Sekitar pukul 19.00 saya beserta Toger dan pengawal alat sampai di lokasi. Fajar dan anak buahnya sudah men-set lampu sesuai dengan apa yang didiskusikan diawal. Ya, ini yang saya suka dari gaffer muda ini, ia selalu memiliki inisiatif secara efisien dari segi teknis untuk mencapai visual yang ingin di bangun. Kamera mulai di set diatas porta jib untuk pengambilan high angle. Vera mulai mengomandani anak buahnya untuk menyiapkan selang dan Fajar melakukan koreksi seperlunya. Suasana untuk pengambilan shot pertama begitu tegang. Bagaimana tidak, dengan type of shot lebar sesuai permintaan Toni, efek hujan tidak berhasil menciptakan logika hujan di dalam frame. Akhirnya kami mencoba menyesuaikan dengan keadaan yang ada dengan mengambil keputusan semua shot dengan efek hujan harus dengan type of shot yang sempit.

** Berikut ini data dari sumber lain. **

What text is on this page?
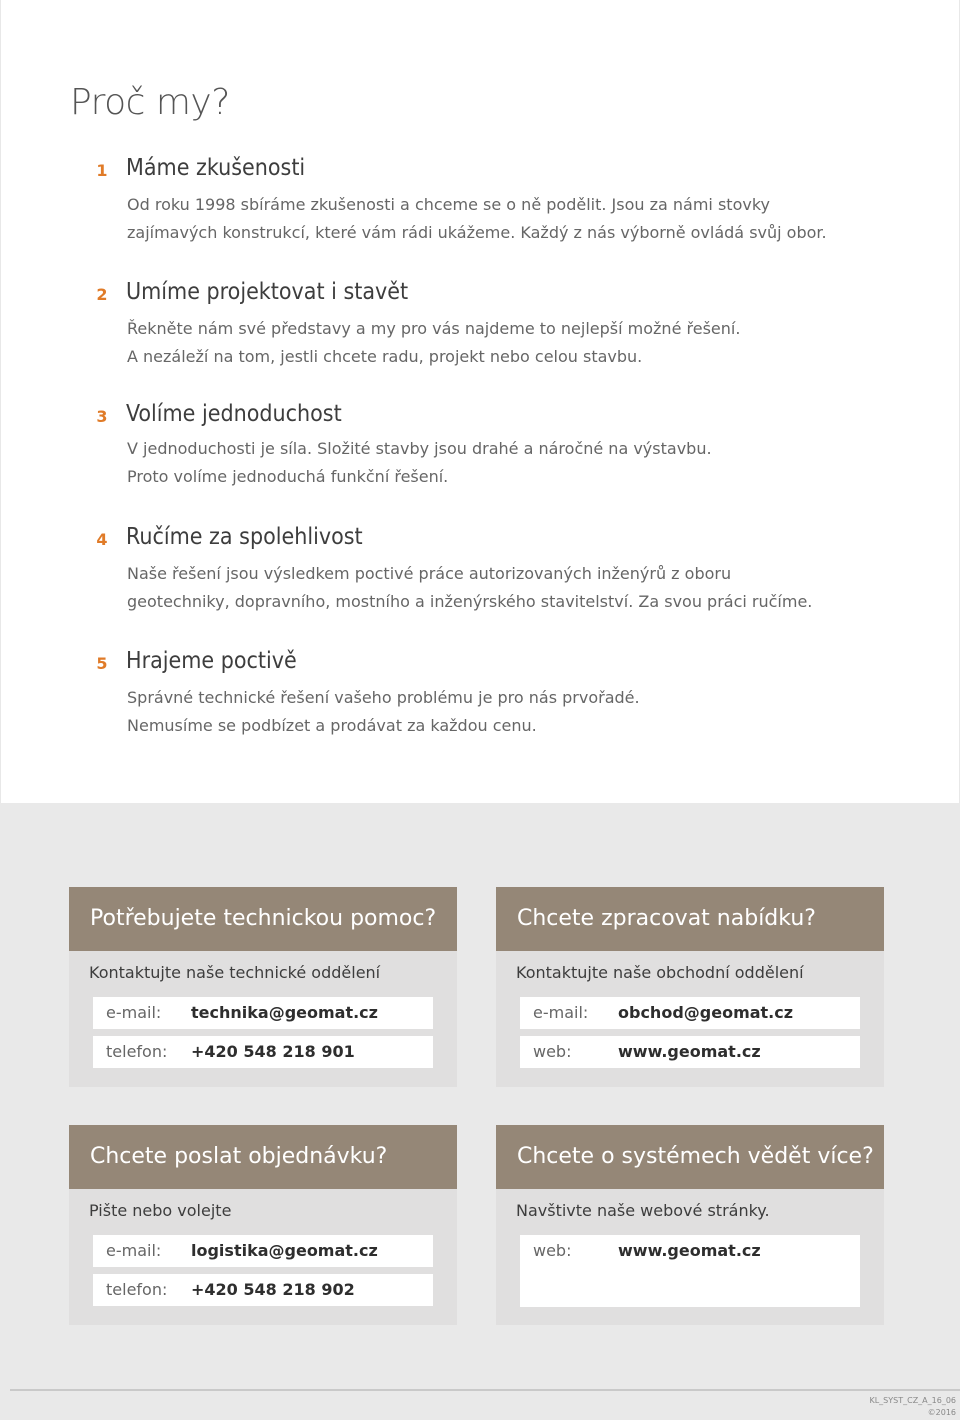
Proč my?
1 Máme zkušenosti

Od roku 1998 sbíráme zkušenosti a chceme se o ně podělit. Jsou za námi stovky zajímavých konstrukcí, které vám rádi ukážeme. Každý z nás výborně ovládá svůj obor.

2 Umíme projektovat i stavět

Řekněte nám své představy a my pro vás najdeme to nejlepší možné řešení. A nezáleží na tom, jestli chcete radu, projekt nebo celou stavbu.

3 Volíme jednoduchost

V jednoduchosti je síla. Složité stavby jsou drahé a náročné na výstavbu. Proto volíme jednoduchá funkční řešení.

4 Ručíme za spolehlivost

Naše řešení jsou výsledkem poctivé práce autorizovaných inženýrů z oboru geotechniky, dopravního, mostního a inženýrského stavitelství. Za svou práci ručíme.

5 Hrajeme poctivě

Správné technické řešení vašeho problému je pro nás prvořadé. Nemusíme se podbízet a prodávat za každou cenu.

Potřebujete technickou pomoc?
Kontaktujte naše technické oddělení
e-mail: technika@geomat.cz
telefon: +420 548 218 901
Chcete zpracovat nabídku?
Kontaktujte naše obchodní oddělení
e-mail: obchod@geomat.cz
web:	www.geomat.cz
Chcete poslat objednávku?
Pište nebo volejte
e-mail: logistika@geomat.cz
telefon: +420 548 218 902
Chcete o systémech vědět více?
Navštivte naše webové stránky.
web:	www.geomat.cz
KL_SYST_CZ_A_16_06
©2016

Syuting sempat tersendat dikarenakan tangki air harus di isi ulang. Hal tersebut memberi waktu luang untuk Toni dan Efi (nampaknya kolaborasi mereka saya nilai cukup brilian) mencari solusi tepat untuk mengatasi sisa waktu yang sudah tidak banyak. Alhamdulillah syuting kembali berjalan. Konsep kami berlarian dengan waktu yang sudah semakin cepat berjalan. Satu per satu shot diselesaikan dengan cukup baik. Wrap !!! Pada pukul 05.00.
Syuting selesai, mentari terbit dan diluar sana macet nampak menggila. Saatnya kami pulang untuk beristirahat. Semoga hari itu adalah momentum bagi kami semua agar terus melangkahkan kaki menembus batas, tanpa kenal lelah, tanpa kenal kata gagal. Itulah Sinema Pinggiran, bila ada kesempatan untuk bertaruh dengan nasib, kami selalu mengatakan "Iya". Setidaknya hari itu Sinema Pinggiran yang terlahir di pinggiran, sempat mencium epicnya aroma syutingan epic bersama kamera epic.